Como está a revisão plano estratégico da Petrobras para o período de 2024-2028?
A gente já passou pelo Conselho, foram aprovadas as grandes prioridades. Nessas prioridades ficou definido que a Transição Energética podia investir algo em torno de 6% a 15% do Capex da empresa, de todo o investimento, em atividade de baixo carbono. Agora o plano mesmo final vai ser divulgado, como sempre é feito, em novembro. A gente está trabalhando justamente para poder dar mais informações mais concretas.
Recentemente, a Petrobras inaugurou a central de projetos de energia eólica em Natal. O Estado pode esperar outros projetos?

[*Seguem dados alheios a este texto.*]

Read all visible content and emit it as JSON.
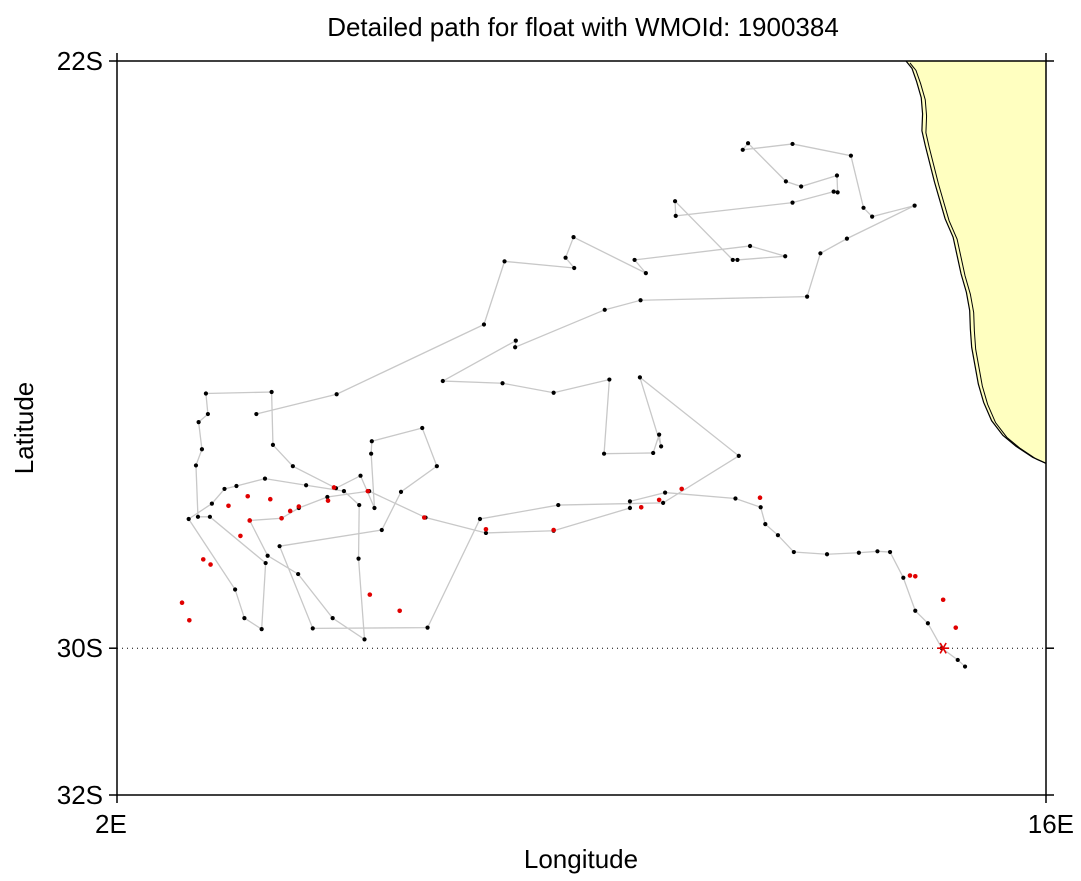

Não tenho dúvidas que o Rio Grande do Norte é o coração da estratégia da energia eólica offshore. Nós estamos mudando para uma vitrine porque nós acreditamos que o Rio Grande do Norte pode liderar esse processo. O Estado está na vanguarda da energia eólica, tanto onshore quanto offshore. Existe um ambiente propício no governo, investidores, o corpo técnico que já tem muito conhecimento no onshore, que pode ser transportado para o offshore, então eu acho que o Rio Grande do Norte vai liderar esse processo de implantação da energia eólica offshore no Brasil.
Quem
Mauricio Tiomno Tolmasquim é mestre em Engenharia de Planejamento Energético pela Universidade Federal do Rio de Janeiro (UFRJ) e professor titular da COPPE/UFRJ. Foi presidente da Empresa de Pesquisa Energética (EPE), estatal de planejamento vinculada ao Ministério de Minas e Energia (MME), de 2004 a 2016, nos governos Lula e Dilma Rousseff. Também foi secretário-executivo de Minas e Energia.